Baton Rouge, Louisiana contractor MMR Constructors, Inc. filed a lawsuit against three corporations on April 16, 2021, alleging non-payment and damages totalling $2,542,338.68 stemming from the construction of the Wildhorse Terminal Project in Lincoln County, Oklahoma.
The lawsuit claims that MMR Constructors was hired as a subcontractor by general contractor Matrix Services, Inc. in December 2019 to provide supervision, labor, material, equipment, and temporary facilities and utilities for project and property owner Keyera Energy, Inc.
However, following the completion of this work, MMR Constructors have allegedly yet to be paid, stating that as of January 2021, they were owed $1,775,558.68 for services rendered per the terms of the subcontract. They further cite $766,780 for impact costs stemming from delays, interference, and breaches of contract, as well as additional attorney’s fees, costs, and interest.
As a result of Keyera Energy and Matrix Services’ non-payment, MMR Constructors filed a mechanics lien on January 7, 2021 totalling $1,589,070.21 for materials and services last rendered on October 21, 2020. A separate claim made by MMR Constructors for $204,616.29, also filed on January 7, has since been released.
Bonding off a mechanics lien substitutes a surety bond for a specified property, replacing the value of the lien filed against it. In this situation, the surety bond is substituted for the property, and becomes the subject of the claim for non-payment.
Normally, this process ensures that proceeds recovered from a claim will not come from foreclosure of the property. However, as part of its first count of the filed lawsuit, MMR Constructors is seeking to foreclose on the mechanics lien despite its bonding, asserting that its right to foreclose takes precedent and that it is entitled to have the project’s property sold in order to satisfy its claims and attorneys’ fees.
MMR Constructors’ lawsuit cites that, barring the lien’s foreclosure, “Keyera Energy and Matrix Services have been and will continue to be unjustly enriched, to the impoverishment of MMR Constructors, if MMR Constructors is not paid the reasonable value of the goods and services it provided for use in the construction and improvement of the Project.”

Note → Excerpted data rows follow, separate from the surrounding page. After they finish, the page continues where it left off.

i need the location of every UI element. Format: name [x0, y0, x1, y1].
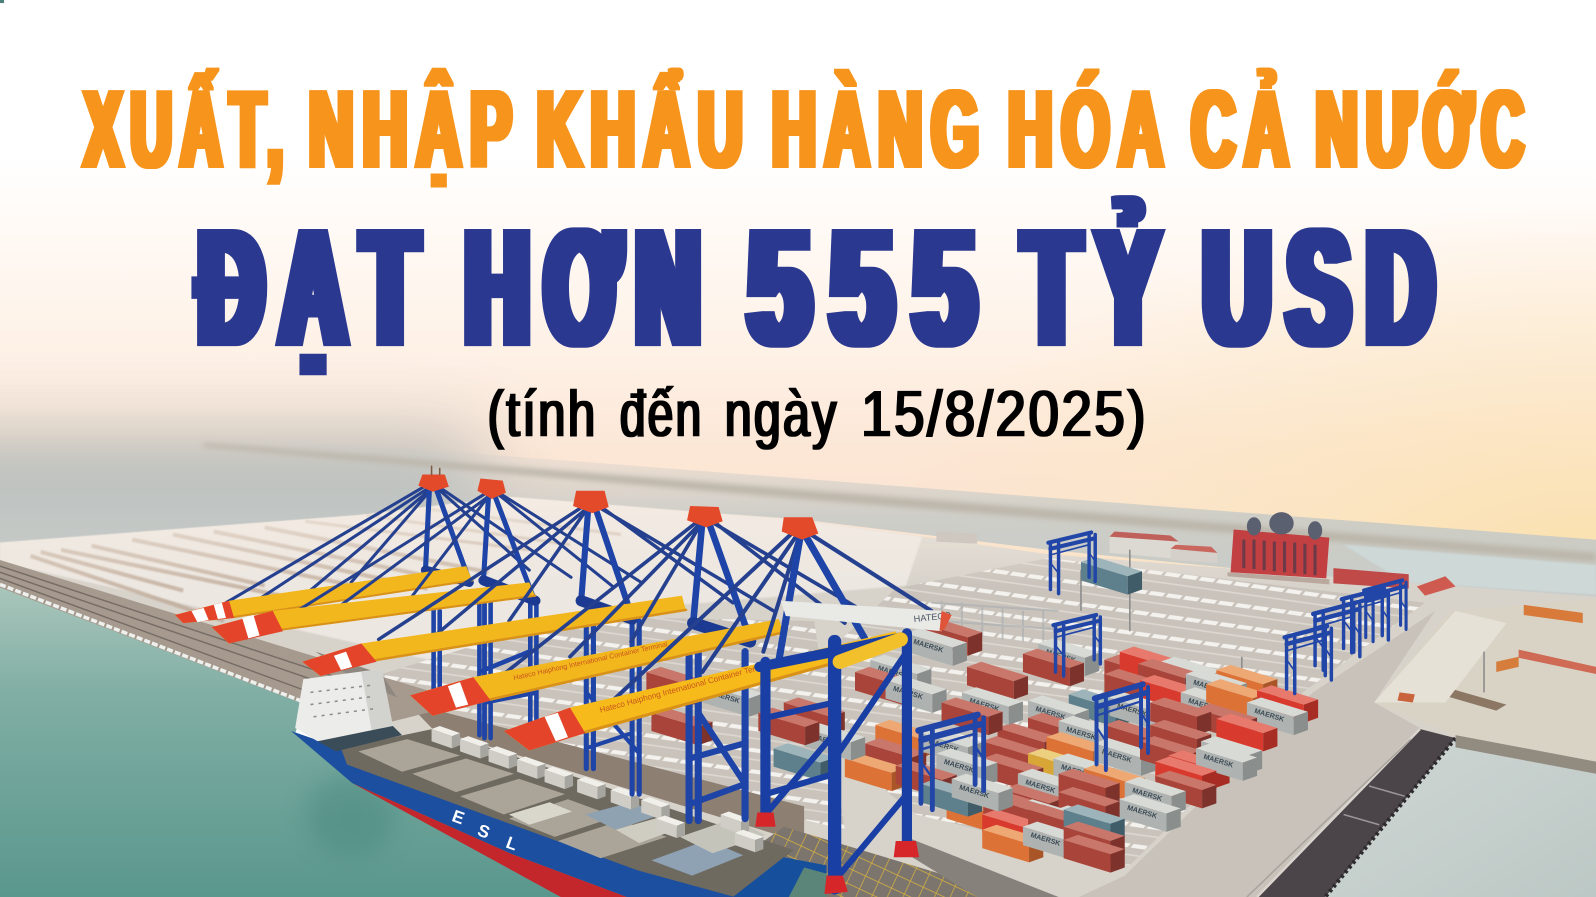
title line 1: CẢ — [1191, 68, 1297, 190]
port yard ground — [0, 497, 1596, 897]
ship-to-shore cranes — [175, 466, 952, 894]
date subtitle: đến — [620, 377, 703, 450]
date subtitle: ngày — [725, 377, 839, 450]
title line 1: NHẬP — [309, 68, 521, 190]
low red building — [936, 531, 1456, 596]
quay apron under cranes — [758, 827, 1018, 897]
grey stacked reach frames — [931, 601, 1059, 641]
far right orange containers — [1398, 605, 1596, 703]
crane 5 — [504, 517, 952, 894]
crane 3 — [302, 491, 774, 794]
far sea and breakwater — [0, 433, 1596, 601]
land haze — [0, 497, 1596, 631]
container ship — [291, 669, 826, 897]
crane 1 — [175, 466, 571, 735]
deck — [341, 729, 794, 897]
title line 1 — [84, 68, 1532, 190]
crane 4: Hateco Haiphong International Container Terminal — [513, 640, 669, 682]
title line 2: HƠN — [466, 197, 716, 379]
title line 1: KHẨU — [537, 68, 752, 190]
quay-side deck containers — [432, 726, 763, 852]
hull lettering — [450, 806, 521, 855]
crane 5: Hateco Haiphong International Container Terminal — [599, 659, 775, 715]
title line 2: ĐẠT — [198, 197, 435, 379]
water left — [0, 586, 651, 897]
pier with rails — [0, 560, 468, 723]
buildings — [936, 512, 1596, 703]
date subtitle: (tính — [488, 377, 597, 450]
title line 2: TỶ — [1023, 197, 1176, 379]
hull lettering: S — [475, 820, 493, 843]
left stacks behind crane — [921, 618, 982, 656]
port photograph — [0, 433, 1596, 897]
crane 5: HATECO — [913, 610, 952, 624]
crane 4 — [410, 506, 884, 821]
red headquarters building — [1228, 512, 1329, 584]
hull lettering: E — [450, 806, 467, 828]
white warehouse — [1109, 531, 1217, 563]
date subtitle — [488, 377, 1148, 450]
crane 2 — [212, 479, 641, 745]
title line 2 — [198, 197, 1451, 379]
date subtitle: 15/8/2025) — [861, 377, 1148, 450]
title line 2: 555 — [749, 197, 996, 379]
hull lettering: L — [503, 832, 521, 855]
container stacks — [646, 557, 1318, 873]
ship superstructure — [295, 669, 402, 751]
title line 1: XUẤT, — [84, 68, 292, 190]
hull red — [352, 783, 627, 897]
small yard gantry cranes — [918, 532, 1406, 809]
title line 1: HÓA — [1008, 68, 1172, 190]
water right — [1325, 738, 1596, 897]
title line 1: HÀNG — [772, 68, 988, 190]
dark quay right — [1247, 729, 1596, 897]
corner mark — [0, 0, 4, 3]
hull reflection — [305, 774, 397, 855]
hull blue — [291, 731, 826, 897]
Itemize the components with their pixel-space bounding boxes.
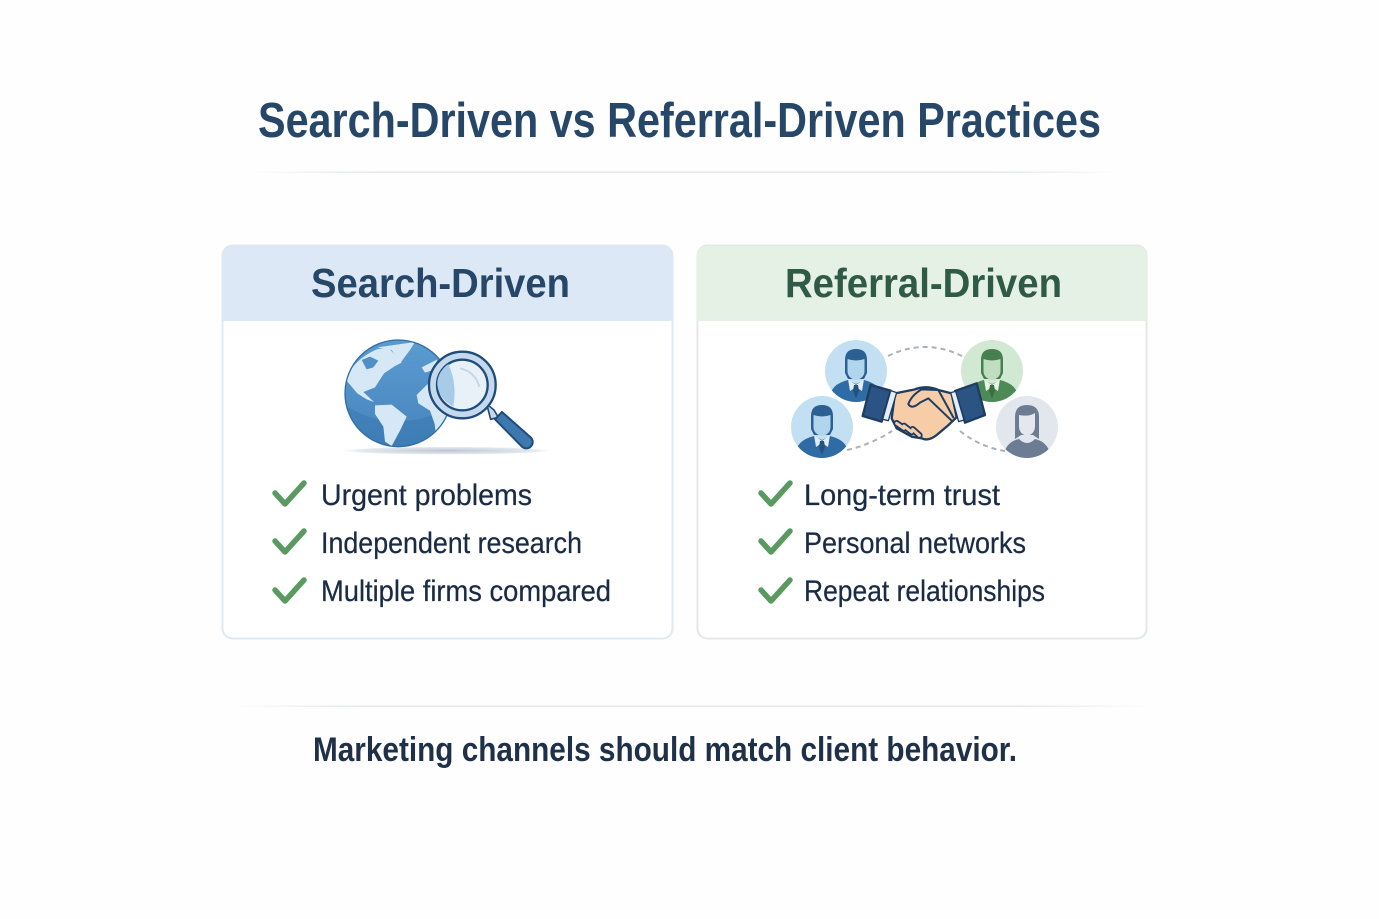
takeaway: Marketing channels should match client behavior. [313,731,1017,769]
icon: check [275,580,304,601]
referral-driven header [697,246,1147,321]
icon: network handshake [791,340,1058,458]
icon: globe with magnifying glass [343,340,551,455]
icon: check [761,531,790,552]
search-driven checklist [275,479,611,608]
handshake [863,383,985,439]
item: Independent research [321,527,582,560]
person: top right [961,340,1023,402]
item: Personal networks [804,527,1026,560]
search-driven heading: Search-Driven [311,260,570,306]
panel: search-driven [222,246,673,638]
person: bottom right [996,396,1058,458]
item: Urgent problems [321,479,532,512]
search-driven header [222,246,673,321]
referral-driven checklist [761,479,1045,608]
icon: check [275,483,304,504]
icon: check [761,483,790,504]
person: top left [825,340,887,402]
referral-driven heading: Referral-Driven [785,260,1062,306]
title: Search-Driven vs Referral-Driven Practices [258,94,1101,148]
person: bottom left [791,396,853,458]
icon: check [275,531,304,552]
item: Long-term trust [804,479,1001,512]
icon: check [761,580,790,601]
item: Repeat relationships [804,575,1045,608]
panel: referral-driven [697,246,1147,638]
item: Multiple firms compared [321,575,611,608]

According to Levelset construction lawyer Alex Bennaroche, this is a valid claim: “Bonding-off a lien just substitutes the security [bond] for the property,” Benarroche said. “In Oklahoma the claimant ‘must proceed against the substituted security in the same time and manner as is required for foreclosure of a lien claim;’ which is generally the same rule in most states.”
While the filing of a mechanics lien is normally enough to prompt payment, claimants sometimes may have to initiate a lien foreclosure action in order to enforce the lien. If a foreclosure action is successful, this can result in the judge ordering the sale of the property to satisfy the debt.
In this case, it’s worth noting that Oklahoma lien law requires claimants to wait 90 days before enforcing a lien, and allows for the opportunity to file a notice of intent to foreclose so that payment disputes can be settled, making enforcement a last resort.
Lawsuit a possible indicator of long-term financial troubles surrounding oil and gas industry
Keyera Energy and Matrix Services’ problem with non-payment could be indicative of larger-spread financial issues in the North American oil and gas industry. According to an April 15, 2021 report by law firm Haynes and Boone — which has monitored North American oil and gas producer bankruptcies since 2015 — Chapter 11 bankruptcies of North American oil producers in quarter one of 2021 have risen to their highest first financial quarter levels since 2016.
Energy firms are still struggling to recover from the 2020 oil crisis and other issues surrounding the COVID-19 pandemic. From January 1–March 31, 2021, eight North American oil and gas producers declared Chapter 11 bankruptcy, constituting a rise when compared to the five declared in the first quarter of 2020 (and the highest amount since 17 were declared in the first quarter of 2016).
While the aggregate debt for the quarter was also the second-lowest since Haynes and Boone have collected data ($1.8 billion, slightly behind $1.6 billion in quarter one of 2019), evidence points to the brunt of hardships falling upon smaller firms. The majority of filings for the quarter came from smaller firms, with the largest debt-holder for the quarter, HighPoint Resources Corp., holding $905 million in secured and unsecured debts.
Though this trend may be indicative of the financial difficulties felt by many within the oil and gas industry, Chapter 11 bankruptcy is typically used to provide for a corporation’s ability to reorganize, allowing a debtor to maintain its business and pay creditors over time — leaving a window of hope open for these companies’ recovery.